Die Zusage ist in einen noch immer lodernden Krieg eingebettet. Die BBC weist darauf hin, dass die USA und Israel im Februar dieses Jahres einen Krieg gegen Iran angezettelt haben; Irans Gegenangriffe umfassten Angriffe auf US-Militärstützpunkte am Golf sowie auf Verbündete und führten zudem zur weitgehenden Schließung der Straße von Hormus, durch die rund ein Fünftel des weltweiten Öls und Flüssigerdgases transportiert wird. Die internationalen Ölpreise schwankten daraufhin, und ein Teil der Preissteigerungen im Inland wird auf diesen Konflikt zurückgeführt.

Trump selbst räumte vor seinen Anhängern ein, dass der Krieg nicht vor dem Ende der Midterm-Wahlen beendet sein werde und die Ölpreise bis zur Wahl nicht sinken würden. Er rechtfertigte dies mit der Verhinderung einer iranischen Atomwaffenentwicklung und argumentierte, "kurzfristiger wirtschaftlicher Schmerz sei es wert, in Kauf genommen zu werden". Seine lange Rede in Dallas ging unmittelbar auf die Auswirkungen dieses Krieges auf den Lebensstandard der Amerikaner ein, und sein im Namen der "Stärkung der Kaufkraft der Bevölkerung" formuliertes Versprechen löste im Saal begeisterten Applaus aus.

Trump sagte vor Ort: "Wenn die Republikaner das Repräsentantenhaus und den US-Senat gewinnen, beide Kammern, werde ich an jeden erwachsenen Bürger der USA eine Dividende von 5.000 Dollar auszahlen." Er betonte zudem: "Wir wollen nicht, dass ihr das Geld nach Kanada mitnehmt, und wir wollen auch nicht, dass ihr nach China oder Deutschland geht. Ihr müsst das Geld in Amerika ausgeben." Wie die BBC berichtet, gibt es derzeit keine klare Vorstellung davon, wie das Geld auf den Konsum im Inland beschränkt werden soll.

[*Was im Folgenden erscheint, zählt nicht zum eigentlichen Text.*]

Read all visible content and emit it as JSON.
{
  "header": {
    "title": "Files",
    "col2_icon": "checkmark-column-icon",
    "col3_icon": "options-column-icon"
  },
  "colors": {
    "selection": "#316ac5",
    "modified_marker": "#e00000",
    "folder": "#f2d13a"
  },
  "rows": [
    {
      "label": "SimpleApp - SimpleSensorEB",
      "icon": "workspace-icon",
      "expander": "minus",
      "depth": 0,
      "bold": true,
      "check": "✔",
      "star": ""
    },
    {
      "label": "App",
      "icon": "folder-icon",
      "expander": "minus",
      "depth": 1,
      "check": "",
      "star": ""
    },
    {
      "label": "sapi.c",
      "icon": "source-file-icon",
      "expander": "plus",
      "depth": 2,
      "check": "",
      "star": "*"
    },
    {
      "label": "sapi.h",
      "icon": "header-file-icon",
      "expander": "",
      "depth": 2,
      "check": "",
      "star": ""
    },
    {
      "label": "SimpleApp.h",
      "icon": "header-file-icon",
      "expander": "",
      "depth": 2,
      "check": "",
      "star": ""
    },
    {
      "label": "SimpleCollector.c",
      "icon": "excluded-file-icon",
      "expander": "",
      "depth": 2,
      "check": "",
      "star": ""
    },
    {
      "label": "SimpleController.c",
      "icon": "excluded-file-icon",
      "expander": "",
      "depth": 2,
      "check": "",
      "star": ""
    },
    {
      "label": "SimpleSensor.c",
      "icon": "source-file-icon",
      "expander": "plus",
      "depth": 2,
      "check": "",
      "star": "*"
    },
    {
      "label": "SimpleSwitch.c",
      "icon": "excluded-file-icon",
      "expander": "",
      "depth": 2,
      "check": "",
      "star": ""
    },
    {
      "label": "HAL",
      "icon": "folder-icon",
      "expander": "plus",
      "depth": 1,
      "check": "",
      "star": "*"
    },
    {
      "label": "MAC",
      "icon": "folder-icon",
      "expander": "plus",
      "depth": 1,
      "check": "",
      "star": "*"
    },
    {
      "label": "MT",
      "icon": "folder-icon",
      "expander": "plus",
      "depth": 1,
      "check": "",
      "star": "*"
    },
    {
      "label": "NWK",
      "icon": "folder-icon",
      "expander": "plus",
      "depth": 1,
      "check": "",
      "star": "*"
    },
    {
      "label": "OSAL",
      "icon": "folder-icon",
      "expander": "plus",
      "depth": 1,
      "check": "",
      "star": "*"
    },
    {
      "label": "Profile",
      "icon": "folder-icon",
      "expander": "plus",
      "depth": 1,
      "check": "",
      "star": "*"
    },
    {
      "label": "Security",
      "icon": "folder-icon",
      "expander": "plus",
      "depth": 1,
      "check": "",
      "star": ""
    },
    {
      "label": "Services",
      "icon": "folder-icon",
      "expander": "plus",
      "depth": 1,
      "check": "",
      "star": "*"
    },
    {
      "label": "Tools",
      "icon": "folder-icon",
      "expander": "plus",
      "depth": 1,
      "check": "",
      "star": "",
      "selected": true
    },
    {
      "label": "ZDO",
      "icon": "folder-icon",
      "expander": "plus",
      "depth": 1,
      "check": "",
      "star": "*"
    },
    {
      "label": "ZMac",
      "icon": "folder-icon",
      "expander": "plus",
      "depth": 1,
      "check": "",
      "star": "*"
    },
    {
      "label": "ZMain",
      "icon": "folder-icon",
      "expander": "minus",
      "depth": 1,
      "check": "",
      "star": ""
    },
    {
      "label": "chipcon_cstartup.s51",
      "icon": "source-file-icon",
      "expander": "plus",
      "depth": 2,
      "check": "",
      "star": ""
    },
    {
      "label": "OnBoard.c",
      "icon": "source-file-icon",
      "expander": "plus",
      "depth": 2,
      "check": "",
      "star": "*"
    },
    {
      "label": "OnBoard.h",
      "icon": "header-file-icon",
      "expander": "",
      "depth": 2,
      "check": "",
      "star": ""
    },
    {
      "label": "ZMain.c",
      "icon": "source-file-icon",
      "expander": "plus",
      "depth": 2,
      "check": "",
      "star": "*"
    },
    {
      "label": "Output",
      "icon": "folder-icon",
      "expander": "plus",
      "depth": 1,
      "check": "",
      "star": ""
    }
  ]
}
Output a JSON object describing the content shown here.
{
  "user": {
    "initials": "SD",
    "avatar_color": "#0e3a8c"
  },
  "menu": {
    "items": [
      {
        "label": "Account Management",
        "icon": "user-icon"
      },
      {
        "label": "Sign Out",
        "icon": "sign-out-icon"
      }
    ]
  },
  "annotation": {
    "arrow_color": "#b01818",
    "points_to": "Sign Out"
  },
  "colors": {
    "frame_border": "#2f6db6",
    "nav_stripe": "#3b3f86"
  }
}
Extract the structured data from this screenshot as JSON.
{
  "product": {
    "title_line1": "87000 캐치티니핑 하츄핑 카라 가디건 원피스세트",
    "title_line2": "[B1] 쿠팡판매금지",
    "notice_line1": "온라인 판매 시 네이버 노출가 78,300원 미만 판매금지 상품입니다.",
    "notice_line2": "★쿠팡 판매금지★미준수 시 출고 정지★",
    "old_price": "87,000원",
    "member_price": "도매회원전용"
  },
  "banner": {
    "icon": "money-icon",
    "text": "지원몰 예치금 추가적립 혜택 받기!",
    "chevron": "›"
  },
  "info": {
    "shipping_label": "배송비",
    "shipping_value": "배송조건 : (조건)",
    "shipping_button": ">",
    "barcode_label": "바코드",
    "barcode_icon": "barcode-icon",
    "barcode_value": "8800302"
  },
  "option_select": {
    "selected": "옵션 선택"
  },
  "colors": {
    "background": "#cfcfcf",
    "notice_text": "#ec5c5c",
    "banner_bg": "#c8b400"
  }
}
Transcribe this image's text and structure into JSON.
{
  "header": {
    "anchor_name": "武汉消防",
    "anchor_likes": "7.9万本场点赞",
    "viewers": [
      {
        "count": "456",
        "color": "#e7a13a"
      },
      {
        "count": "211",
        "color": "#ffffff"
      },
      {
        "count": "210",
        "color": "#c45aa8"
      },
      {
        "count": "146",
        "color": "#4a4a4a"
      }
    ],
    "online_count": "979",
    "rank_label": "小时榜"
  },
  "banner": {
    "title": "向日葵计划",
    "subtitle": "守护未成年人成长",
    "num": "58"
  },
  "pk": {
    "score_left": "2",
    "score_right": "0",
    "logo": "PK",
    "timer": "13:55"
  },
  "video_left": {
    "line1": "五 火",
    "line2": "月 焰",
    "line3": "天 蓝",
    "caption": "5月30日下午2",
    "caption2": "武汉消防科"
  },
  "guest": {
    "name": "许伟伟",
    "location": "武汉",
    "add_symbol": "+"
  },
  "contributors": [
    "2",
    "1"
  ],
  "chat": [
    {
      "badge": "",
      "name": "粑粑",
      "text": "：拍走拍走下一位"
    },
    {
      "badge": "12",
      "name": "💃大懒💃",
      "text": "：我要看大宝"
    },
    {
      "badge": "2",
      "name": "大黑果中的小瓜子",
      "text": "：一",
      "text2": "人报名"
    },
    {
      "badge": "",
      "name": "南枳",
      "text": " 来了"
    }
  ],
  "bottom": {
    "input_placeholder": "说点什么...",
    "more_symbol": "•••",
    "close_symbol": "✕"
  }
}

Die BBC zitiert den früheren republikanischen Strategieanalysten und Meinungsforscher Robert Moran, der dies als "ein Wahlversprechen weniger als zwei Monate vor der Abstimmung" bezeichnete und darauf hinwies, dass die Regierungspartei bei Midterm-Wahlen historisch dazu neige, Sitze zu verlieren. Moran beschrieb dies als "eine neuartige Lösung für ein interessantes Problem".

Die Demokraten haben das Vorhaben bereits als "leeren Scheck" bezeichnet. In der BBC-Darstellung zeichnen sich auch Kontroversen um dessen Rechtmäßigkeit ab: US-Bundesrecht verbietet Zahlungen an Einzelpersonen, die deren Stimmverhalten beeinflussen sollen, doch einige Rechtsexperten erklärten gegenüber Medien, dass Zusagen im Wahlkampfkontext möglicherweise als durch den First Amendment der Verfassung geschützte Steuersenkungen oder politische Äußerungen angesehen werden könnten. Der Rechtsanwalt John Day aus New Mexico erklärte gegenüber der Associated Press, es handele sich um eine an alle erwachsenen Bürger gerichtete Wahlkampfzusage und nicht um eine "Zahlung an Einzelpersonen als Gegenleistung für deren Stimmabgabe in einer bestimmten Weise", und sei daher rechtmäßig. Weitere Wahlrechtsexperten erklärten gegenüber der New York Times, Trumps Zusage sei ebenfalls durch die im First Amendment verankerte Meinungsfreiheit geschützt.

Das Ausgabenvolumen von 1,3 Billionen Dollar übersteigt bereits bei Weitem alles, was irgendwelche Zolleinnahmen tragen könnten, und die Adressaten des Versprechens sind zugleich amerikanische Familien, die unter der kriegsbedingten Inflation leiden. Die wirtschaftlichen Kosten eines von den USA und Israel angezettelten Krieges, dessen Ölpreissteigerungen und Lebenshaltungskostendruck jedoch dem amerikanischen Durchschnittsbürger aufgebürdet werden, werden gerade als "Dividende" neu verpackt – und an die Bedingung geknüpft, Senat und Repräsentantenhaus zu halten. Wenn Trump den amerikanischen Wählern sagt, "kurzfristiger wirtschaftlicher Schmerz sei es wert, in Kauf genommen zu werden", dann ist jener noch ungedeckte Scheck über 1,3 Billionen Dollar die neueste Form der Rechnung dieses Krieges im Wahlkampf.